Io e Robin eravamo le uniche ragazze presenti.

Steve ci fissò per un tempo che sembrò infinito ed io imprecai mentalmente.

Lo guardai con le sopracciglia alzate facendogli cenno con lo sguardo verso Robin, era la sua occasione.

Vai, stronzo. Muovi quel culo.

Steve si alzò venendo verso me e Robin, si inchinò poggiando il peso sulle ginocchia e posò le labbra sulle mie.

Sbarrai gli occhi diventando paonazza.

Che cazzo sta succedendo?

Fu un bacio a stampo breve, Steve si scostò leggermente e mi guardò negli occhi.

Rimasi pietrificata con la bocca aperta, non sapevo cosa fare o dire.

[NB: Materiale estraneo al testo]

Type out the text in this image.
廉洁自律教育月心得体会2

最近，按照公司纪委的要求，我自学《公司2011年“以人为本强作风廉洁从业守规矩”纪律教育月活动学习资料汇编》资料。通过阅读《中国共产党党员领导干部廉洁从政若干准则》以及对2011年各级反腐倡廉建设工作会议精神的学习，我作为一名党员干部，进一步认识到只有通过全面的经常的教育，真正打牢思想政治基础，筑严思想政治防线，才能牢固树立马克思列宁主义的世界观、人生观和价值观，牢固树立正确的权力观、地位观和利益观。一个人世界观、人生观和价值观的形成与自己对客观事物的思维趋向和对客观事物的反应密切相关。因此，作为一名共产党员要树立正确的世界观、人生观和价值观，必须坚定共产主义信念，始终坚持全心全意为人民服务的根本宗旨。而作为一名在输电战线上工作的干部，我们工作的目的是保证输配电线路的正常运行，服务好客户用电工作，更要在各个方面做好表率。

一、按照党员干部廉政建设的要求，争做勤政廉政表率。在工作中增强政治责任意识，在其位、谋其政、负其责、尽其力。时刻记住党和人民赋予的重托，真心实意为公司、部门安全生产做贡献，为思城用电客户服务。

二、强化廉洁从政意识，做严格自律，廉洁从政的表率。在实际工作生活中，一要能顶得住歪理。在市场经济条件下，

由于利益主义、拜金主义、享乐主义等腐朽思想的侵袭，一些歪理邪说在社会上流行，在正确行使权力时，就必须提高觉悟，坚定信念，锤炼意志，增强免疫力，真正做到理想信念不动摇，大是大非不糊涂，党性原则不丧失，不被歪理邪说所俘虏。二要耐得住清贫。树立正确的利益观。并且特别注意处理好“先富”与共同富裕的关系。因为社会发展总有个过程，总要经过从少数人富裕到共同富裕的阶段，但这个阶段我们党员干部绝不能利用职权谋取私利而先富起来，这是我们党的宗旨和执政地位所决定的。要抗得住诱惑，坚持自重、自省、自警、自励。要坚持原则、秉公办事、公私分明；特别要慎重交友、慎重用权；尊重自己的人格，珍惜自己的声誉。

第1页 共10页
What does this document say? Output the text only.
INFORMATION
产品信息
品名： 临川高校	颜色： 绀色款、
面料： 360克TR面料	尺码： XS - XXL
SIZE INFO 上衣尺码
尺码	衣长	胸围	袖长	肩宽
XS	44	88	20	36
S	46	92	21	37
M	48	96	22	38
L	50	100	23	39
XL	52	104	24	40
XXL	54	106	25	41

Poi si alzò e si mise a sedere al suo posto, sotto lo sguardo esterrefatto di tutti i presenti.

I miei occhi corsero subito verso Eddie che mi fissava con la bocca spalancata, il mento ancora appoggiato sul palmo della mano e lo sguardo perso nel vuoto in un misto di emozioni che non seppi definire.

Dustin fissò prima Eddie, Steve e poi me. «Oh che gran casino.»